Ownership of real estate is established by a deed. Even if there is a mortgage, the property is still owned by the title holder, subject to the mortgage.
Types of deeds include general warranty deeds, special warranty deeds, quit claim deeds and personal representative deeds, among others. People often think that a quit claim deed is the deed to use in all cases. This is not true. Title examiners prefer to see deeds in the public records that include a promise by the grantor that the grantor owns the property. Warranty deeds meet that requirement. Quit claim deeds are typically used to clear title problems. They include no promise that the grantor has any interest in the property.

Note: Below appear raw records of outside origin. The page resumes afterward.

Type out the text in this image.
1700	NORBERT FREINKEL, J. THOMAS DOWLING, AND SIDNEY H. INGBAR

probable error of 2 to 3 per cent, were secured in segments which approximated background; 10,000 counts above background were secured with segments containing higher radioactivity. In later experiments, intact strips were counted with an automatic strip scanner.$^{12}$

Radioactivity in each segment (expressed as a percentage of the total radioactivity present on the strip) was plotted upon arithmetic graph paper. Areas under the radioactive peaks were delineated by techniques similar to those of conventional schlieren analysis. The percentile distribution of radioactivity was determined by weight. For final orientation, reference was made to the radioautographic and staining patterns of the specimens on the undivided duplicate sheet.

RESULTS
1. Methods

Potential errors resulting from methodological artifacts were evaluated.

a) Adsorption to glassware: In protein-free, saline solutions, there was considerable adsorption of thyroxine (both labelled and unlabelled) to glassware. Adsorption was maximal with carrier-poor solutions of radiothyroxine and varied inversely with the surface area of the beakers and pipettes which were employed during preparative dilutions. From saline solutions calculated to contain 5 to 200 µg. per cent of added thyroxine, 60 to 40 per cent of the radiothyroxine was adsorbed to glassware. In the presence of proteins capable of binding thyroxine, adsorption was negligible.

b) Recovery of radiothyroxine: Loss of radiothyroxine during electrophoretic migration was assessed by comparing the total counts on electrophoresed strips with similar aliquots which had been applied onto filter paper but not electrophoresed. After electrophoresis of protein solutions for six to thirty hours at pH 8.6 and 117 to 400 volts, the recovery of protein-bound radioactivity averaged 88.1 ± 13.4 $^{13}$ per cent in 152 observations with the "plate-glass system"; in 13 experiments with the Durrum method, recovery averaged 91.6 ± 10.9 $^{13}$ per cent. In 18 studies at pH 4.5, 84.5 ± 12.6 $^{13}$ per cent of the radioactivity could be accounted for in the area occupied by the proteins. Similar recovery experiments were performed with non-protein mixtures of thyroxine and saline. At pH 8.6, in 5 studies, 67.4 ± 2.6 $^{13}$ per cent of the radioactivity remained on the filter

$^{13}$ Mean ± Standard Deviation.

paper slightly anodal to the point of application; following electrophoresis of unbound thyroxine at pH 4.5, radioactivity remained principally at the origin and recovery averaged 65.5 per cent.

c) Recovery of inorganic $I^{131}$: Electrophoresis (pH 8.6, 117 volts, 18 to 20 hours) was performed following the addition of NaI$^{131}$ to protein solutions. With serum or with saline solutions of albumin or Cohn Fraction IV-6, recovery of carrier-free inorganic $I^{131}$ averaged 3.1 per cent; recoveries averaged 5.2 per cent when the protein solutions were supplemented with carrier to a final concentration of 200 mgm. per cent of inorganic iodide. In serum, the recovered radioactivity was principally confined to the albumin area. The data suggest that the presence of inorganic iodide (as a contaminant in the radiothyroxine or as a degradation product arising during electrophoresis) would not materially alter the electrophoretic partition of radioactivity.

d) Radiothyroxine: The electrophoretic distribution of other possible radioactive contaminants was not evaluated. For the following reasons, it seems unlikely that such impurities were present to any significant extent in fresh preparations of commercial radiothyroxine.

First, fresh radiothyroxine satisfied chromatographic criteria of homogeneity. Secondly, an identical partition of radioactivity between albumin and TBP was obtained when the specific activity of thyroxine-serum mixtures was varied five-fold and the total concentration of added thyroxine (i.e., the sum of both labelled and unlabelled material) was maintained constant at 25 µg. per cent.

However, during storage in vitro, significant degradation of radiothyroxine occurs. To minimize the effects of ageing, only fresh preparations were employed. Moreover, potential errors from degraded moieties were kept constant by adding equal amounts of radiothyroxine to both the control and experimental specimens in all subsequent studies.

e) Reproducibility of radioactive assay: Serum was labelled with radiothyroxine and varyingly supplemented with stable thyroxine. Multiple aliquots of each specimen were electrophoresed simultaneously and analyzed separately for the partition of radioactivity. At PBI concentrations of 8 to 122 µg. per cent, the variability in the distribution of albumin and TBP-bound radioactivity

To be valid, a deed must have a valid grantor, grantee, legal description of the property, consideration, signatures, witnesses and acknowledgment. The grantor is the owner of the property.Since a person cannot convey homestead real property without the spouse’s signature, the grantor’s spouse must sign, or the record must show that the grantor is unmarried, or the record must show that the property is not homestead. The grantee can be a person or an entity. There are certain limitations and considerations in regard to the grantee designation. One should never use the legal description from the tax record for a deed because it is abbreviated. Two witnesses must sign to make a deed valid. The signature of the grantor must be acknowledged in the presence of a notary public.
We see many improperly executed deeds, which do not pass title. Generally, defects are not know until it is too late to resolve them, because the grantor is deceased or unavailable to resolve it. We strongly suggest that one avoid using store-bought or nationally sold deed forms. Seek legal advice and do it right.